Nick: [00:29:20] We have seen low acquisition costs by splitting into countries. We see some countries having lower acquisition costs. Of course, the most valuable countries have a higher cost. If you don’t have someone spending their full time in analyzing the campaigns every day, then you might not want to break down country by country.
A good trick is to break it down into GDP. US, Canada, UK, Australia, they usually have a higher GDP than other countries. They can afford higher plans. They can afford to spend more on software. It’s better customers. If you can either break down these countries into more specific congressmen that will help in conversions. This is how you split the budgets better. You have to be careful if you have a shared budget on all of these campaigns. Are you going to assign specific budget in each country? This is also another thing that someone has to be very careful about.
Dylan: [00:30:26] Those are two really good points.
If you’re working with an agency like us or you have someone internally that has the time to do it, and then splitting it into individual countries is a really great idea. However, what we’ll do is we’ll split campaigns into what we would call tier one and tier two countries.
Nick: [00:30:48] Different countries pay different plans because they can’t afford to have not. It depends on a lot of things. If you’re in eCommerce or lower value costs, $5 or $10 and then us, we have a more premium price because e-learning is more complex and it’s most costly for both us and our customers and making more money out of it.

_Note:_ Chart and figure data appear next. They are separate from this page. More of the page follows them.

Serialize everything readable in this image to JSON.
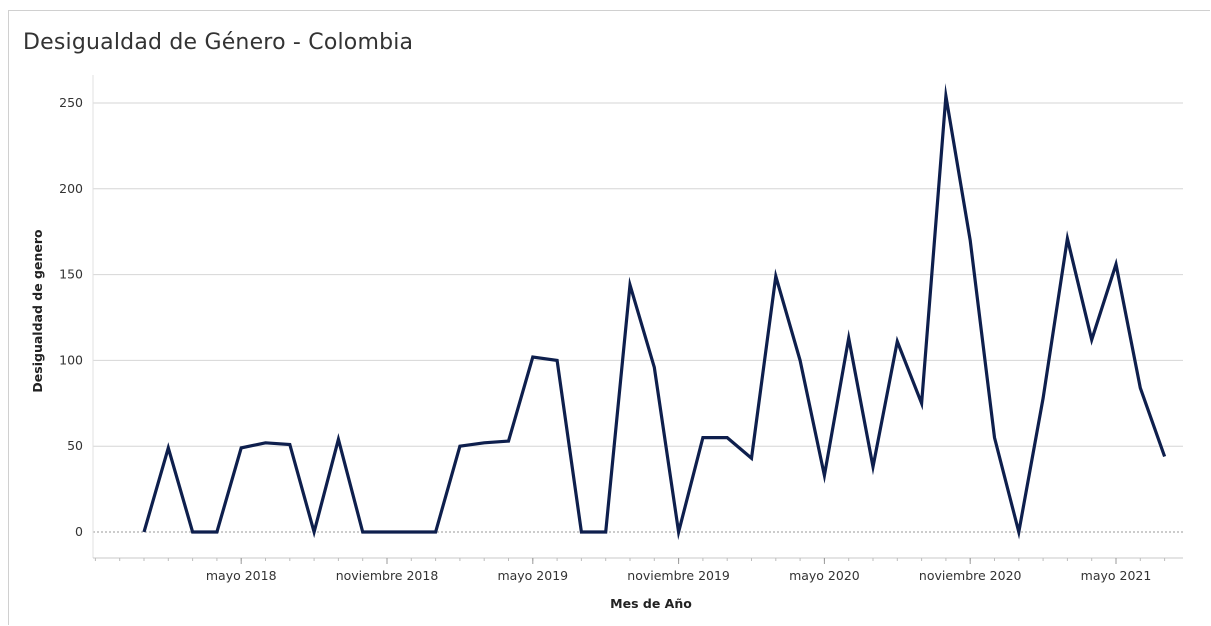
{
  "chart_data": {
    "type": "line",
    "title": "Desigualdad de Género - Colombia",
    "xlabel": "Mes de Año",
    "ylabel": "Desigualdad de genero",
    "ylim": [
      0,
      250
    ],
    "yticks": [
      0,
      50,
      100,
      150,
      200,
      250
    ],
    "grid": true,
    "line_color": "#0e1f4d",
    "xtick_labels": [
      {
        "month": "2018-05",
        "label": "mayo 2018"
      },
      {
        "month": "2018-11",
        "label": "noviembre 2018"
      },
      {
        "month": "2019-05",
        "label": "mayo 2019"
      },
      {
        "month": "2019-11",
        "label": "noviembre 2019"
      },
      {
        "month": "2020-05",
        "label": "mayo 2020"
      },
      {
        "month": "2020-11",
        "label": "noviembre 2020"
      },
      {
        "month": "2021-05",
        "label": "mayo 2021"
      }
    ],
    "series": [
      {
        "x": [
          "2018-01",
          "2018-02",
          "2018-03",
          "2018-04",
          "2018-05",
          "2018-06",
          "2018-07",
          "2018-08",
          "2018-09",
          "2018-10",
          "2018-11",
          "2018-12",
          "2019-01",
          "2019-02",
          "2019-03",
          "2019-04",
          "2019-05",
          "2019-06",
          "2019-07",
          "2019-08",
          "2019-09",
          "2019-10",
          "2019-11",
          "2019-12",
          "2020-01",
          "2020-02",
          "2020-03",
          "2020-04",
          "2020-05",
          "2020-06",
          "2020-07",
          "2020-08",
          "2020-09",
          "2020-10",
          "2020-11",
          "2020-12",
          "2021-01",
          "2021-02",
          "2021-03",
          "2021-04",
          "2021-05",
          "2021-06",
          "2021-07"
        ],
        "values": [
          0,
          49,
          0,
          0,
          49,
          52,
          51,
          0,
          54,
          0,
          0,
          0,
          0,
          50,
          52,
          53,
          102,
          100,
          0,
          0,
          144,
          96,
          0,
          55,
          55,
          43,
          149,
          100,
          33,
          113,
          38,
          111,
          75,
          254,
          170,
          55,
          0,
          78,
          171,
          112,
          156,
          84,
          44
        ]
      }
    ]
  }
}
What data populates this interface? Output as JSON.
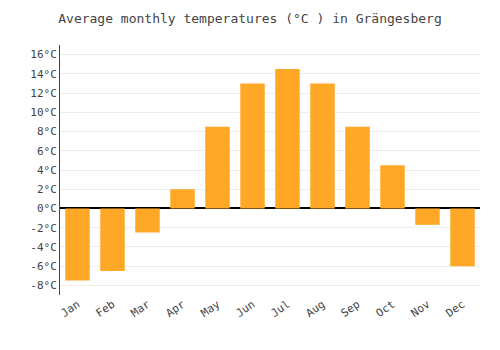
{
  "chart_data": {
    "type": "bar",
    "title": "Average monthly temperatures (°C ) in Grängesberg",
    "categories": [
      "Jan",
      "Feb",
      "Mar",
      "Apr",
      "May",
      "Jun",
      "Jul",
      "Aug",
      "Sep",
      "Oct",
      "Nov",
      "Dec"
    ],
    "values": [
      -7.5,
      -6.5,
      -2.5,
      2.0,
      8.5,
      13.0,
      14.5,
      13.0,
      8.5,
      4.5,
      -1.7,
      -6.0
    ],
    "color": "#FFA726",
    "ylim": [
      -9,
      17
    ],
    "yticks": [
      {
        "value": -8,
        "label": "-8°C"
      },
      {
        "value": -6,
        "label": "-6°C"
      },
      {
        "value": -4,
        "label": "-4°C"
      },
      {
        "value": -2,
        "label": "-2°C"
      },
      {
        "value": 0,
        "label": "0°C"
      },
      {
        "value": 2,
        "label": "2°C"
      },
      {
        "value": 4,
        "label": "4°C"
      },
      {
        "value": 6,
        "label": "6°C"
      },
      {
        "value": 8,
        "label": "8°C"
      },
      {
        "value": 10,
        "label": "10°C"
      },
      {
        "value": 12,
        "label": "12°C"
      },
      {
        "value": 14,
        "label": "14°C"
      },
      {
        "value": 16,
        "label": "16°C"
      }
    ],
    "grid": true
  }
}
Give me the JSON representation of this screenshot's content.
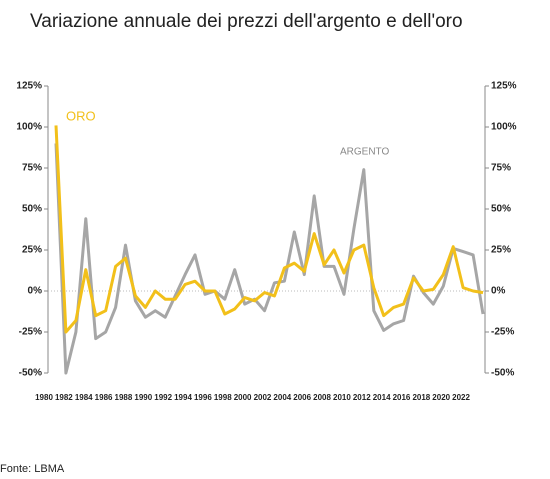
{
  "chart_data": {
    "type": "line",
    "title": "Variazione annuale dei prezzi dell'argento e dell'oro",
    "source": "Fonte: LBMA",
    "categories": [
      "1980",
      null,
      "1982",
      null,
      "1984",
      null,
      "1986",
      null,
      "1988",
      null,
      "1990",
      null,
      "1992",
      null,
      "1994",
      null,
      "1996",
      null,
      "1998",
      null,
      "2000",
      null,
      "2002",
      null,
      "2004",
      null,
      "2006",
      null,
      "2008",
      null,
      "2010",
      null,
      "2012",
      null,
      "2014",
      null,
      "2016",
      null,
      "2018",
      null,
      "2020",
      null,
      "2022",
      null
    ],
    "series": [
      {
        "name": "ORO",
        "color": "#f2c01a",
        "values": [
          101,
          -25,
          -18,
          13,
          -15,
          -12,
          15,
          20,
          -3,
          -10,
          0,
          -5,
          -5,
          4,
          6,
          0,
          0,
          -14,
          -11,
          -4,
          -6,
          -1,
          -3,
          14,
          17,
          12,
          35,
          16,
          25,
          11,
          25,
          28,
          2,
          -15,
          -10,
          -8,
          8,
          0,
          1,
          10,
          27,
          2,
          0,
          -1
        ]
      },
      {
        "name": "ARGENTO",
        "color": "#a6a6a6",
        "values": [
          90,
          -50,
          -25,
          44,
          -29,
          -25,
          -10,
          28,
          -6,
          -16,
          -12,
          -16,
          -3,
          10,
          22,
          -2,
          0,
          -5,
          13,
          -8,
          -5,
          -12,
          5,
          6,
          36,
          10,
          58,
          15,
          15,
          -2,
          38,
          74,
          -12,
          -24,
          -20,
          -18,
          9,
          -1,
          -8,
          3,
          26,
          24,
          22,
          -14
        ]
      }
    ],
    "ylim": [
      -50,
      125
    ],
    "yticks": [
      {
        "value": -50,
        "label": "-50%"
      },
      {
        "value": -25,
        "label": "-25%"
      },
      {
        "value": 0,
        "label": "0%"
      },
      {
        "value": 25,
        "label": "25%"
      },
      {
        "value": 50,
        "label": "50%"
      },
      {
        "value": 75,
        "label": "75%"
      },
      {
        "value": 100,
        "label": "100%"
      },
      {
        "value": 125,
        "label": "125%"
      }
    ],
    "y2lim": [
      -50,
      125
    ],
    "y2ticks": [
      {
        "value": -50,
        "label": "-50%"
      },
      {
        "value": -25,
        "label": "-25%"
      },
      {
        "value": 0,
        "label": "0%"
      },
      {
        "value": 25,
        "label": "25%"
      },
      {
        "value": 50,
        "label": "50%"
      },
      {
        "value": 75,
        "label": "75%"
      },
      {
        "value": 100,
        "label": "100%"
      },
      {
        "value": 125,
        "label": "125%"
      }
    ]
  }
}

Dylan: [00:31:17] You’ve shared some really valuable advice and tips that people can go away and try and implement themselves within their own PPC strategies and also just general marketing too. You’ve said some really useful things, so I really appreciate you for coming on the show today and for sharing this with us.
Before we wrap things up, is there anything that you want to promote or anything exciting that you guys have got going on at the moment that people should be aware of?
Nick: [00:31:48] We have opened our Academy courses for free. We’ve had some premium courses that were only accessible to our customers because there is an actual high growth for e-learning right now. People are in their houses. Some people have more free time.
Some people are trying to learn and we see even our customers have been growing revenues from courses. Some of them are opening their courses for free. We have also opened our courses for free. It’s more about anyone who wants to do anything about the e-learning training, learn how to sell the courses, how to market them, how to do interactive videos.
You can join by going to LearnWorlds Academy.
Dylan: [00:32:53] Did you say it’s open till the end of April?
Nick: [00:32:58] Yes. We hope this situation will be over soon and if it goes on, we’ll probably leave it open for longer.
Dylan: [00:33:05] Nick, thank you so much for coming on the show. Speak to you again soon.
Nick: [00:33:08] Thank you for inviting me. It was great being here.